Se la tua e-mail è stata rifiutata a causa di SPF, significa che la posta in arrivo server ha rilevato che l'indirizzo IP o il servizio che invia il messaggio non era autorizzato nel record SPF del tuo dominio. Questo accade spesso quando un nuovo servizio di posta elettronica non viene aggiunto al record SPF, quando l'inoltro interrompe la convalida SPF o quando la policy termina con un qualificatore rigoroso come -all che indica ai destinatari di rifiutare i mittenti non autorizzati. Aggiornare il record SPF per includere tutti i sistemi di invio legittimi e verificare la presenza di problemi di configurazione in genere risolve il problema.

SPF blocca tutti i tipi di phishing?

No, SPF non blocca tutti i tipi di phishing. Tuttavia, aiuta a impedire agli aggressori di inviare email che sembrano provenire dal tuo dominio bloccando la posta non autorizzata. servers, verifica solo il mittente della busta e non protegge l'indirizzo "Da" visibile o il contenuto del messaggio. Gli aggressori possono comunque utilizzare domini simili, account compromessi o nomi visualizzati fuorvianti per sferrare attacchi di phishing. Per una protezione più efficace, SPF dovrebbe essere combinato con DKIM e DMARC per garantire l'allineamento e il rilevamento sia dell'identità del mittente che dell'integrità del messaggio.

Qual è la differenza tra SPF, DKIM e DMARC?

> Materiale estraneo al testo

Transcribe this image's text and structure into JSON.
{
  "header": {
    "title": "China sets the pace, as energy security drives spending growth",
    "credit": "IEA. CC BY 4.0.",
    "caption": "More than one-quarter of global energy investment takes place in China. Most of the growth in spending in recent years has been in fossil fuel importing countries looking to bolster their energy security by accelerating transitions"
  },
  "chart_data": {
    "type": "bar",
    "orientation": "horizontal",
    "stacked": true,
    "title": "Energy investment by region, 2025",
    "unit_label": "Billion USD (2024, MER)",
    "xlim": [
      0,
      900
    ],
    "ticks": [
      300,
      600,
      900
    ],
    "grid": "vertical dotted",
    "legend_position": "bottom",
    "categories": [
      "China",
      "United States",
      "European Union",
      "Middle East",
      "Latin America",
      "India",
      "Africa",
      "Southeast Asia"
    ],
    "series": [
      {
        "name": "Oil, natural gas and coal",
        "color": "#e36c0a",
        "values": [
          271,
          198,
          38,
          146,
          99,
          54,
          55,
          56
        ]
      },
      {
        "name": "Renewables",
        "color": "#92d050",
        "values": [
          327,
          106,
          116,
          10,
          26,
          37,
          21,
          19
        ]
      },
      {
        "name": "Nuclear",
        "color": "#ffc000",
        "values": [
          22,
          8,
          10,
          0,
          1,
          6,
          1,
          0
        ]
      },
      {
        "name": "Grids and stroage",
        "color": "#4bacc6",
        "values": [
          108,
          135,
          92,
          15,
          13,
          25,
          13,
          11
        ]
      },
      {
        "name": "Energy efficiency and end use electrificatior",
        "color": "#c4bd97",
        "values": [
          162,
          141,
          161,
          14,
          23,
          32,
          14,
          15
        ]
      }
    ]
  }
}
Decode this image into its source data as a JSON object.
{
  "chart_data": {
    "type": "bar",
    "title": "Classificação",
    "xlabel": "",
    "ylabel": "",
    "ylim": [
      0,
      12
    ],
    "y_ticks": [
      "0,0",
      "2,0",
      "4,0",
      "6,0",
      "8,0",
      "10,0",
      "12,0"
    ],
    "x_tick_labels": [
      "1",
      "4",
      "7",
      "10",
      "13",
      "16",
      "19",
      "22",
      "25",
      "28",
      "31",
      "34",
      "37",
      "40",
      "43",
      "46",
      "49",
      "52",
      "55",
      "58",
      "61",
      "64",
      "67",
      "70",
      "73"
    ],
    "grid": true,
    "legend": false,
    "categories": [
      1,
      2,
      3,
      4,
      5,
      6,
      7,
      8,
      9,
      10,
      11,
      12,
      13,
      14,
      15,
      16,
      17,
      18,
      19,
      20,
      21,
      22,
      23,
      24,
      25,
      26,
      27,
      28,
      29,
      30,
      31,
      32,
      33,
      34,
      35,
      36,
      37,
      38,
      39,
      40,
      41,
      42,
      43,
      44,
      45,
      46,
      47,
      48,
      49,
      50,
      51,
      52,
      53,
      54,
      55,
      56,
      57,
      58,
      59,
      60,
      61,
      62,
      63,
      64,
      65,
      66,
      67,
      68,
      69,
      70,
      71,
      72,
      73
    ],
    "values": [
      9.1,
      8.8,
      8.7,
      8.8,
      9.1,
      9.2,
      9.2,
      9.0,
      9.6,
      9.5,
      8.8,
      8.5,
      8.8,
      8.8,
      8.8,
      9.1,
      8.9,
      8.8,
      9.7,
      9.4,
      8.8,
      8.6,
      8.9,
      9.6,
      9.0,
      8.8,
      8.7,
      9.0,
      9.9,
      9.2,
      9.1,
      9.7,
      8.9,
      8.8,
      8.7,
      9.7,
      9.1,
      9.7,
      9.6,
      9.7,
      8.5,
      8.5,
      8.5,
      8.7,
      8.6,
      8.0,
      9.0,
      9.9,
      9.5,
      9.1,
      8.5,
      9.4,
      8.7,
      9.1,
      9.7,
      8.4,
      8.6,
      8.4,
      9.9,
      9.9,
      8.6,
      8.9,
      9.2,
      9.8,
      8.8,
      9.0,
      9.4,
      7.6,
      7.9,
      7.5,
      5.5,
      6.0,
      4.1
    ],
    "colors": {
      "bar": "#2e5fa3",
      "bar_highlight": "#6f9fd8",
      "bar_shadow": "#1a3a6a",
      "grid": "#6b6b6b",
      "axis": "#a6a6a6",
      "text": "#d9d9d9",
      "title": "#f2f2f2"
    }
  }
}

Ecco una tabella comparativa chiara e concisa che spiega la differenza tra SPF, DKIM e DMARC:

CaratteristicaSPFDKIMDMARC
Scopo principaleVerifica se la posta inviata server è autorizzato a inviare e-mail per il dominio.Verifica l'integrità del contenuto dell'e-mail tramite una firma crittografica.Applica l'allineamento tra SPF/DKIM e l'indirizzo "Da" visibile e indica ai destinatari come gestire gli errori.
Come funzionaConfronta l'IP del mittente con il record DNS SPF del dominio.Controlla una firma digitale nell'intestazione dell'e-mail rispetto a una Chiave pubblica nel DNS.Valuta i risultati SPF e/o DKIM e applica la policy del dominio (nessuno, quarantena, rifiuta).
Protegge controFalsificazione dell'indirizzo del mittente della busta.Manomissione del contenuto delle e-mail e falsificazione dell'identità del mittente.Sia lo spoofing che il phishing imponendo l'allineamento e segnalando i fallimenti di autenticazione.
Cosa garantisceDominio del mittente della busta SMTP.Integrità delle intestazioni e del corpo dei messaggi.Autenticità del dominio "Da" visibile e controllo delle policy.
Record DNS richiestoRecord TXT con invio approvato servers.Record TXT con chiave pubblica.Record TXT con regole di allineamento e opzioni di reporting.
Effetto sulla consegnaMigliora l'accettazione della posta legittima se valida.Migliora notevolmente la fiducia e il posizionamento nella posta in arrivo.Offre il massimo controllo, riduce lo spoofing e migliora la reputazione complessiva della posta elettronica.
Anastasia
Spasojevic
Anastazija è una scrittrice di contenuti esperta con conoscenza e passione per cloud informatica, informatica e sicurezza online. A phoenixNAP, si concentra sulla risposta a domande scottanti su come garantire la robustezza e la sicurezza dei dati per tutti i partecipanti al panorama digitale.